Voices

Posted: April 11, 2011 in General Life
Tags: , , , ,
Taking the plunge

You can see the snow at the top of the picture. Where were you, inner voice???

I have a voice that tells me things.  Not in the way you’re probably thinking, but more an “inner voice” kind of thing.  I think we all have this voice.  Usually it is the voice of reason, like when I want to do something stupid, it’s the voice that tells me not to do it because it’s stupid.  Like most people, I believe that this inner voice is there to help save me from myself.  My inner voice is what protects me from bad decisions and keeps me from potentially unsafe activities and ideas.  This is the voice that keeps us (well, some of us) from taking crazy risks. Who knows how many times that voice kept me from jumping off a friend’s roof or seeing just how close I can get to that alligator in the pond behind my grandma’s house down in Florida.  (Where was that voice when I thought jumping into a frozen pond in the middle of the winter was a great idea?)

I am probably still alive because of that voice in my head.  A lot of you would agree that this voice of safety and sanity is a good thing.  But what happens when I want to step out of my comfort zone and try something different in my life?  What about when my inner voice is keeping me from attempting my dream?  What happens when my inner voice is stifling me, keeping me down?

I love to write.  I started this blog about a year ago.  I really just wanted to write and share my thoughts to anyone who would like to hear them.  As I have continued to write and post, I have started to really enjoy the process.  I still write for myself, even though there are some of you who do follow my posts fairly regularly.  I try to post more often than I used to, just because I need to keep writing.  I started to journal about a dozen times in my life, but I never stuck with it.  Now with this blog, I find that I have more motivation to keep writing.  I think it’s a good thing, and even though it hasn’t blown up or anything like that, I feel like I do connect with a few people out there who might think like I do.  That really helps me to keep writing. The strange thing is that this inner voice keeps telling me that I should stop wasting my time and do other things.  It doesn’t want me to try, to put myself out there, to risk anything.

What if I listened to this voice in my head?  What if we all did?  What if Mozart thought that his music wasn’t worth writing?  What if Michelangelo listened to the voice in his head that said his art wasn’t any good?  What if the Wright brothers listened to their inner voices that told them that flying was too dangerous?  What if?

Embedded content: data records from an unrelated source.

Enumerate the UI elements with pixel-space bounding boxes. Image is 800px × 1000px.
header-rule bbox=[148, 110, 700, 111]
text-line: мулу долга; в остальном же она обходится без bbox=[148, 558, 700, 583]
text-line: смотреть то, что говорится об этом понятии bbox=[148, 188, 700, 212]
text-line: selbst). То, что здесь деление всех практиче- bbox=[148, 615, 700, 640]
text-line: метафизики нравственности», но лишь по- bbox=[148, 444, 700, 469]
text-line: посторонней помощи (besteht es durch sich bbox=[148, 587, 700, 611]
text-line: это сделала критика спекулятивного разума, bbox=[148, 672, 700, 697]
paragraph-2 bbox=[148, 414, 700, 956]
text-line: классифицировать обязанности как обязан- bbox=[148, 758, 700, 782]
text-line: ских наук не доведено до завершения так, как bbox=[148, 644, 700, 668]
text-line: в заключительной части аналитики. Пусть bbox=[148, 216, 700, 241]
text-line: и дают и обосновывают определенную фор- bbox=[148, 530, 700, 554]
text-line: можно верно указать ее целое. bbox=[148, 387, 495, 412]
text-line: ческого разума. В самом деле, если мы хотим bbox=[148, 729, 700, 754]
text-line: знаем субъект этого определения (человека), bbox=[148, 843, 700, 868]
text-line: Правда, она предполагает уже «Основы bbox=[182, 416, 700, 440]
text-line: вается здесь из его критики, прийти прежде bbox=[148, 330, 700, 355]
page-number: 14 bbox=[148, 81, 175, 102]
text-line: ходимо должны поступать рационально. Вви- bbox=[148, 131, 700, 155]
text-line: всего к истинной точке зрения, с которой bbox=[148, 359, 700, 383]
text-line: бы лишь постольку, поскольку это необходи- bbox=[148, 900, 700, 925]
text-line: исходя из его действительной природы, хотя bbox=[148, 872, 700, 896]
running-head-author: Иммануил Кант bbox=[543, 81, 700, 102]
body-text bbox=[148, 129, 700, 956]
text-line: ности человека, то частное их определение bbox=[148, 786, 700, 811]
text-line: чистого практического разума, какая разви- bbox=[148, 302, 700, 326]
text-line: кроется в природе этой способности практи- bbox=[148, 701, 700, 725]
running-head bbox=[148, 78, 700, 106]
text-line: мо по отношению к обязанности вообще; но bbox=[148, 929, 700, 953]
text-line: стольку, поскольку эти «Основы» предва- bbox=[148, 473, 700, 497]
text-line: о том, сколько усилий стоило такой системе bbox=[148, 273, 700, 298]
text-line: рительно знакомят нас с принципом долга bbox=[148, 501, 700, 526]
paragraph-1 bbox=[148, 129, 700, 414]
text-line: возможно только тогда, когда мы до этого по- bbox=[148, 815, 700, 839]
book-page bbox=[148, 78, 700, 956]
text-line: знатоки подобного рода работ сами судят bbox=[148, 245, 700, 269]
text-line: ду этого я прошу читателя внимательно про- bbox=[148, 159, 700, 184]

I am not any of those people, and I honestly don’t want to be them.  I rather enjoy being me.  But I’m sure they all heard a voice inside of them that told them that their dream was not attainable.  I believe all of us struggle with stepping out into greatness.  We cannot all be time-honored musicians, painters, sculptors, writers, inventors… but we all have our dreams.  Our lives are generally filled with mediocrity, and most of us fall in line with what society tells us to do.  But inside of all of us is a great battle.  We are battling over ourselves, who we really are, who we are truly meant to be.  We can choose to listen to our inner voice, the one that tells us to sit down and shut up.  That is our choice. but it is just one choice.  We can also choose to step out into the world of the unknown and really attempt to do something great.  That, too, is our choice.

I choose to continue writing.  Even if I only get a handful of people to read what I write.  I love to do it, and I don’t want to let myself down.  I have to go to work, I have to pay bills; these things are necessities in life.  But what am I living for?  What is it that makes life exciting?  Am I willing to step out into the unknown and attempt my dream?